Quick recipe, quick post! 5 Ingredient dinners are the best, aren’t they? You can’t beat this easy chorizo stuffed zucchini.
I got my first taste of North Carolina zucchini and summer squash this week! So excited to start cooking with these lovely veggies again. Remind me of this at the end of the summer when I never want to see a zucchini again. This first batch of squash were mainly small babies but I managed to find a few medium sized zucchinis that I could cut in half, scoop out the flesh, and stuff with a yummy mixture of chorizo, rice, and tomatoes.
I am a big fan of five ingredient meals. The quicker, the better – especially this time of year! Scooping put the flesh from the zucchinis was the most labor intensive part of this recipe but even that didn’t take too long. I love chorizo and I can get excellent freshly ground chorizo from a couple of local farmers but, if you or your kids don’t love the spice of chorizo, substitute Italian sausage into this recipe and it will still be delicious.
Quick tip … We cook A LOT of rice around here. If you can double up on rice cooking and set some aside, leftover rice works great with this recipe and saves you some time!
We served our stuffed zucchini with freshly sliced tomatoes and mango. Enjoy!
Chorizo Stuffed Zucchini (5 Ingredients!)
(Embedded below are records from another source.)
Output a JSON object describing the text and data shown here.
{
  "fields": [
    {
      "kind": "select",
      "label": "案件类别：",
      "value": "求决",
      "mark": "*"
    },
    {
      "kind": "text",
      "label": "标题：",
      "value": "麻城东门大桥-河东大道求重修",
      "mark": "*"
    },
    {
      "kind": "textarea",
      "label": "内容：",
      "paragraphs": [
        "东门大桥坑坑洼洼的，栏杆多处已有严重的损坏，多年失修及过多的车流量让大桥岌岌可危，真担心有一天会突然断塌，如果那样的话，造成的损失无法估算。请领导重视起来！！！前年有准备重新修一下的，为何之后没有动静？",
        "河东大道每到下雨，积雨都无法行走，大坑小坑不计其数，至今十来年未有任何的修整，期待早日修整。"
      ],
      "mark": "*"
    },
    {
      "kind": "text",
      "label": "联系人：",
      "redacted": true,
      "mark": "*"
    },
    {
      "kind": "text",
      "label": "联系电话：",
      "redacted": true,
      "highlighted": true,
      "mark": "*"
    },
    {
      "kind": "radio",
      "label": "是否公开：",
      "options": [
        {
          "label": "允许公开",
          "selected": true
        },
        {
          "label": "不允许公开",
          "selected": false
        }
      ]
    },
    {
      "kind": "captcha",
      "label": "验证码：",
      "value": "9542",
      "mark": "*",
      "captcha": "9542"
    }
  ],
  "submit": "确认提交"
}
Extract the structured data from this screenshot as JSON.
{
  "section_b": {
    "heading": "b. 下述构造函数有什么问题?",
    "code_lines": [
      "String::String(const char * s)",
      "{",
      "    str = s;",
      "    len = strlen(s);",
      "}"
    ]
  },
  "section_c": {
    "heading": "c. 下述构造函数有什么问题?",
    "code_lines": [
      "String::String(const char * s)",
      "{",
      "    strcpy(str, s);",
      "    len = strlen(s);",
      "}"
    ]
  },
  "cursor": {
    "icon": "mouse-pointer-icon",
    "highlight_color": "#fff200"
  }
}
- 4 to 5 medium sized zucchini
- 1 pound chorizo , cooked
- 1 can diced tomatoes (14 oz)
- 1 cup rice (prepared)
- Breadcrumbs (I used Ian's Gluten-free Panko)
- Cut 4 to 5 zucchinis in half lengthwise and scoop out the inside using a spoon. (A serrated spoon will work great at this task!)
- Cook chorizo and drain. (Crumbled Italian sausage would be a great substitute for chorizo.)
- Cook 1 cup of rice and set aside or use leftover rice - about 2 cups.
- Combine chorizo, rice, and diced tomatoes. Stir together.
- Arrange zucchini boats in the bottom of a 9 x 12 (or similar) casserole.
- Fill with chorizo, rice and tomato mixture. It's ok if it spills over the sides of the zucchini.
- Top with seasoned breadcrumbs.
- Cook at 350 degrees for about 25 to 30 minutes.